Девушка свое третье лезвие воткнула Георгу прямо в сердце.

— Она его убивает… — я тоже плакала, но держала Гарольда крепко, да он и не рвался уже никуда, его рука обмякла, и он стоял и смотрел на это. — Такова жизнь, мой король… за все нужно платить!

А мальчишка не умер, - он, не делая вдоха, моргал глазами и видел, как над его грудью поднимается искорка. Она делалась все ярче, все сильнее, и над этим сиянием склонилась девушка. Ее лицо осветилось этим светом, осветились ее глаза, полные слезами счастья. Она откинула голову, сделала движение рукой и искорка, метнувшись к ее груди, растворилась, вошла в ее сердце и исчезла там.

— Теперь ты можешь сказать мне спасибо, Георг… именно теперь!


Тьма.


Родители Георга за несколько месяцев постарели на несколько лет. Едва счастье улыбнулось им, и Георг после удачной операции восстанавливал свои силы уже дома, и врачи делали только самые радужны прогнозы на будущее, и сам Георг начал снова ходить в школу, прежняя жизнь возвращалась… как однажды на улице его сбила машина. Пьяная женщина была за рулем… превышение скорости… красный сигнал светофора…

Неделя комы, месяц реанимации, три месяца больницы… теперь их сын сидел в инвалидном кресле пожизненно.

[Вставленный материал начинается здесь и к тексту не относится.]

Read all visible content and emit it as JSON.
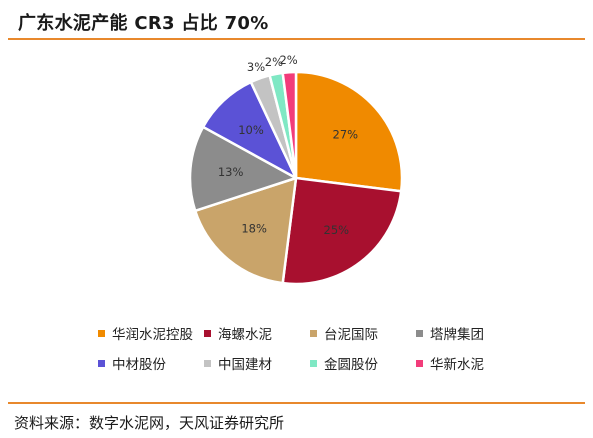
{
  "header": {
    "title": "广东水泥产能 CR3 占比 70%"
  },
  "footer": {
    "source": "资料来源：数字水泥网，天风证券研究所"
  },
  "chart_data": {
    "type": "pie",
    "start_angle_deg": 0,
    "direction": "clockwise",
    "slices": [
      {
        "name": "华润水泥控股",
        "value": 27,
        "label": "27%",
        "color": "#f08a00",
        "label_color": "#333333"
      },
      {
        "name": "海螺水泥",
        "value": 25,
        "label": "25%",
        "color": "#a8102f",
        "label_color": "#333333"
      },
      {
        "name": "台泥国际",
        "value": 18,
        "label": "18%",
        "color": "#c9a46a",
        "label_color": "#333333"
      },
      {
        "name": "塔牌集团",
        "value": 13,
        "label": "13%",
        "color": "#8c8c8c",
        "label_color": "#333333"
      },
      {
        "name": "中材股份",
        "value": 10,
        "label": "10%",
        "color": "#5b52d6",
        "label_color": "#333333"
      },
      {
        "name": "中国建材",
        "value": 3,
        "label": "3%",
        "color": "#c3c3c3",
        "label_color": "#333333"
      },
      {
        "name": "金圆股份",
        "value": 2,
        "label": "2%",
        "color": "#7fe8c4",
        "label_color": "#333333"
      },
      {
        "name": "华新水泥",
        "value": 2,
        "label": "2%",
        "color": "#f23c7a",
        "label_color": "#333333"
      }
    ],
    "legend_position": "bottom"
  }
}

Сердце его выдержало аварию, он не умер, но ходить он теперь не сможет никогда, и родители об этом знали и он сам.

Когда его привезли домой, он продолжал молчать. Он молчал с тех пор, как задал один единственный вопрос, когда очнулся, “что со мной?”. И больше не разговаривал. Он не разговаривал ни с кем, - ни с родителями, ни с врачами, ни с психологами, когда те приходили. Все таблетки, которые ему прописывали, он не пил, а жестко отталкивал руку, выплескивал воду и сжимал челюсть. В середине весны отец и мать выносили его на улицу и катали по городу, в начале мая из города стали выбираться в лес. Дети во дворе смотрели на него с жалостью, две тетки-сестры что-то цедили друг другу в ухо, когда замечали Георга и его семью. Мир расцветал, не обращая на страдания Георга никакого внимания, он был одинок и жил во тьме. Это колодец был глубже и беспросветнее первого. Его еще и завалили камнями…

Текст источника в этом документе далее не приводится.